Legionnaires' Disease Outbreak

Legionnaires’ disease symptoms include cough, fever, and shortness of breath. Most people with this serious type of pneumonia need care in a hospital, and 1 in 10 die. About 5,000 people are diagnosed with Legionnaires’ disease. Legionnaires’ disease most often affects older adults, current or former smokers, those with chronic lung disease, and those with weak immune systems.

People can get Legionnaires’ disease by breathing in small water droplets contaminated with Legionella germs from sources like decorative fountains, water used for showering, hot tubs, and cooling towers. Legionella grows in the warm water that does not have disinfectant to kill germs. Legionella can make people sick when the germs grow in the water and spread in droplets small enough for people to breathe in.

Outbreaks of Legionnaires’ disease are on the rise, and most occur in hotels, long-term care facilities, and hospitals. 9 in 10 Legionnaires’ disease outbreaks investigated by CDC were caused by problems that could have been prevented with more effective water management.

CDC investigated the first outbreak of Legionnaires’ disease, a serious lung infection (pneumonia), in 1976.

  • According to CDC The number of people with Legionnaires’ disease grew by nearly 4 times from 2000–2014.

  • Legionnaires’ disease is deadly for about 10% of people who get it.

  • 9 in 10. CDC investigations show almost all outbreaks were caused by problems preventable with more effective water management.

What causes the Legionnaires’ disease outbreaks that CDC investigates?

  • About 1 in 2 (48%) are due to more than one of the following problems.

  • About 2 in 3 (65%) are due to process failures, like not having a Legionella water management program.

  • About 1 in 2 (52%) are due to human error, such as a hot tub filter not being cleaned or replaced as recommended by the manufacturer.

  • About 1 in 3 (35%) are due to equipment, such as a disinfection system, not working.

  • About 1 in 3 (35%) are due to changes in water quality from reasons external to the building itself, like nearby construction.

Where do people get Legionnaires’ disease?

  • CDC investigations of building-associated outbreaks show the most common places for getting the disease are hotels, long-term care facilities, and hospitals. Cruise ships are another place where Legionnaires’ disease outbreaks can happen.

  • In these types of buildings, the most likely sources for spreading water droplets contaminated with Legionella include:

  • Showers and faucets.

  • Cooling towers, which are parts of large centralized air conditioning systems.

  • Hot tubs.

  • Decorative fountains and water features.

What Can Be Done
Healthcare providers can:
  • Tell patients if they are at increased risk for pneumonia, including Legionnaires’ disease, and to seek care quickly if they develop symptoms of pneumonia.

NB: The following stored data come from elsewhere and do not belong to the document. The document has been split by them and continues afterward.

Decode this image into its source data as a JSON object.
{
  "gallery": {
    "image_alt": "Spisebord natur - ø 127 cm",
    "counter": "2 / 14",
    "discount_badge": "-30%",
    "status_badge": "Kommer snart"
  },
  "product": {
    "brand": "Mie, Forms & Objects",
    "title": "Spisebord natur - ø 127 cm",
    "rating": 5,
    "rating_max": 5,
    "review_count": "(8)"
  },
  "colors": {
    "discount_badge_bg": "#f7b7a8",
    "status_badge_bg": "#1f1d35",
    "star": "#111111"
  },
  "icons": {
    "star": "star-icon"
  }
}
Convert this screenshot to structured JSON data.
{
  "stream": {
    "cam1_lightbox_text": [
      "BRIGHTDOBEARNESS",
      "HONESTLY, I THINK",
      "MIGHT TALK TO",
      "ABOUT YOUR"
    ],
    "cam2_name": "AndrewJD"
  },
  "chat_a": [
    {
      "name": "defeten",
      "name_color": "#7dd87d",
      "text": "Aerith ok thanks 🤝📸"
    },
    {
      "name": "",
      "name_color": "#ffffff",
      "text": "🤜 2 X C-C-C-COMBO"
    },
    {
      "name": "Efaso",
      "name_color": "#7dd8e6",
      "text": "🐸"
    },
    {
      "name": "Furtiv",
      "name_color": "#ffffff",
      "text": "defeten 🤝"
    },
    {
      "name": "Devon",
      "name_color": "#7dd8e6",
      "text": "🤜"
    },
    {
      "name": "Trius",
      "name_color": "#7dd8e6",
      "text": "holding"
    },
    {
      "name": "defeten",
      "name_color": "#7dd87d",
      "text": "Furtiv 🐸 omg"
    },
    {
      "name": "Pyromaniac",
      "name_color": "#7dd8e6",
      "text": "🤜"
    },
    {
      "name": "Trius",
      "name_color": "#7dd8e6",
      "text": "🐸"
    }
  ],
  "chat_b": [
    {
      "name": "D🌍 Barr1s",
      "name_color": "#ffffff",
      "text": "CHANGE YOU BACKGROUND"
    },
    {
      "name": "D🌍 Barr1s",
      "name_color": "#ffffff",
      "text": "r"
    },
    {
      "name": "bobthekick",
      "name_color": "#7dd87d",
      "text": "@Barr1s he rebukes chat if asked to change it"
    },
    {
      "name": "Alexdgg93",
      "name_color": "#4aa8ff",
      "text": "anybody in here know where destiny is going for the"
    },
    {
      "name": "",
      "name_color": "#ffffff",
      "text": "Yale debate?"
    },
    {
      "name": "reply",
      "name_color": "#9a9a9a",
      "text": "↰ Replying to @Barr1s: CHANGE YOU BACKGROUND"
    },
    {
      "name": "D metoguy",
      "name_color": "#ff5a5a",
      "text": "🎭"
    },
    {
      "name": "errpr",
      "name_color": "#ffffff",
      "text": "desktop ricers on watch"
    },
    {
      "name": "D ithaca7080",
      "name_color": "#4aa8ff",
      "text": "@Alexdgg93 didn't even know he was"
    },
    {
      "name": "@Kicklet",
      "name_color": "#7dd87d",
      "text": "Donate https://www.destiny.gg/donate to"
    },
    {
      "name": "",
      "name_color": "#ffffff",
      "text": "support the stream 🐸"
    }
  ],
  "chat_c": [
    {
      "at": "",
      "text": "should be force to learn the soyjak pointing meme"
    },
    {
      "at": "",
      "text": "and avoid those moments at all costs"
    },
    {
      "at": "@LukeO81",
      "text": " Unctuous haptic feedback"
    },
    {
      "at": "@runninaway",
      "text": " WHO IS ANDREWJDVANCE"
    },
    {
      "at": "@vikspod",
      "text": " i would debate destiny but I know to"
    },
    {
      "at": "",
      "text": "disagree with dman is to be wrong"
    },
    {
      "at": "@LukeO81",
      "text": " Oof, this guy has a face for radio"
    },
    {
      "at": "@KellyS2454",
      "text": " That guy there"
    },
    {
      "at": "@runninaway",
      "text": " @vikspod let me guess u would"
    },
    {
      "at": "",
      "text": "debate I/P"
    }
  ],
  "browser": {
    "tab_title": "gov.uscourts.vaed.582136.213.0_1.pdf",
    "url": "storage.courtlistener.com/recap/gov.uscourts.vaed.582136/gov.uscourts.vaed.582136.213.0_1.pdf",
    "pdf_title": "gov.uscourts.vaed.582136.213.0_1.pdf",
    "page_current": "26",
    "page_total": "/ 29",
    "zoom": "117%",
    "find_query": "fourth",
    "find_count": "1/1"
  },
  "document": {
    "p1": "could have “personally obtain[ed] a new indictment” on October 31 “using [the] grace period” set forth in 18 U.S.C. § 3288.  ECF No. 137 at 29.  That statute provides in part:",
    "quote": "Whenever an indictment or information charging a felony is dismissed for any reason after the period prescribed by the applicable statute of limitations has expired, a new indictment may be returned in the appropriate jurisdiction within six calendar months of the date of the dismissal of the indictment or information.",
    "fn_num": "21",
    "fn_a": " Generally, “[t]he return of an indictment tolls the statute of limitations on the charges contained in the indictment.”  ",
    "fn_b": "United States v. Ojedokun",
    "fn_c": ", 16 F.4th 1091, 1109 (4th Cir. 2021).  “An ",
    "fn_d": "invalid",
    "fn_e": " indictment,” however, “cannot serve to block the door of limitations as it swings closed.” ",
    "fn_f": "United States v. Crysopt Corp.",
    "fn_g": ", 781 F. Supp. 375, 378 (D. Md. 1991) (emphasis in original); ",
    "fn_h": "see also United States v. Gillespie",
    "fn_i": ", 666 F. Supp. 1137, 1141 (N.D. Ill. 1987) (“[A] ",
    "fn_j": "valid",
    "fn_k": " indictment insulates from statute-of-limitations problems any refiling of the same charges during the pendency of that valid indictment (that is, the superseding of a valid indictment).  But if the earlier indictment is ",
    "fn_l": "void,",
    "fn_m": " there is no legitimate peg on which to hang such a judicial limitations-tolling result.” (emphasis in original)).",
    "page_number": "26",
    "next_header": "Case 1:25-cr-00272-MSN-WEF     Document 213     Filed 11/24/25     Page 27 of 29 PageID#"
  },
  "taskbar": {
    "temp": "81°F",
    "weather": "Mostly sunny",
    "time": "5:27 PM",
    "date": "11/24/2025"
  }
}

  • Test for Legionnaires’ disease in people with serious pneumonia, especially those requiring intensive care or who recently stayed in a healthcare facility or hotel or on a cruise ship. Use a urinary antigen test and a culture from a lower respiratory specimen (e.g., sputum).

  • Report positive Legionnaires’ disease lab tests to local public health authorities quickly.

The Federal government is:
  • Providing tools for building owners and managers to understand how to develop water management programs to reduce the risk of Legionnaires’ disease.

  • Working with health, academic, and industry partners to develop and evaluate guidelines and standards to prevent Legionnaires’ disease.

  • Working towards including Legionnaires’ disease prevention practices in national building and public health codes.

  • Improving healthcare for veterans by requiring plans for prevention of Legionnaires’ disease at Veterans Health Administration hospitals and long-term care facilities.

  • Tracking Legionnaires’ disease and responding to outbreaks to find the source and help prevent future infections.

State and local officials can:
  • Incorporate Legionella water management programs into licensing and accreditation requirements for healthcare facilities.

  • Consider changing building and public health codes to include Legionella water management programs.

  • Provide tools and information to help local building owners and managers carry out Legionella water management programs.

  • Investigate reports of Legionnaires’ disease promptly to prevent more people from getting sick.

Building owners and managers can:
  • Learn about and follow newly published standards for Legionella water management programs. http://bit.ly/1Ph3wQP

  • Determine if the water systems in their buildings are at increased risk of growing and spreading Legionella.

  • Develop and use a Legionella water management program as needed. www.cdc.gov/legionella/WMPtoolkit

  • Monitor and respond to changes in water quality.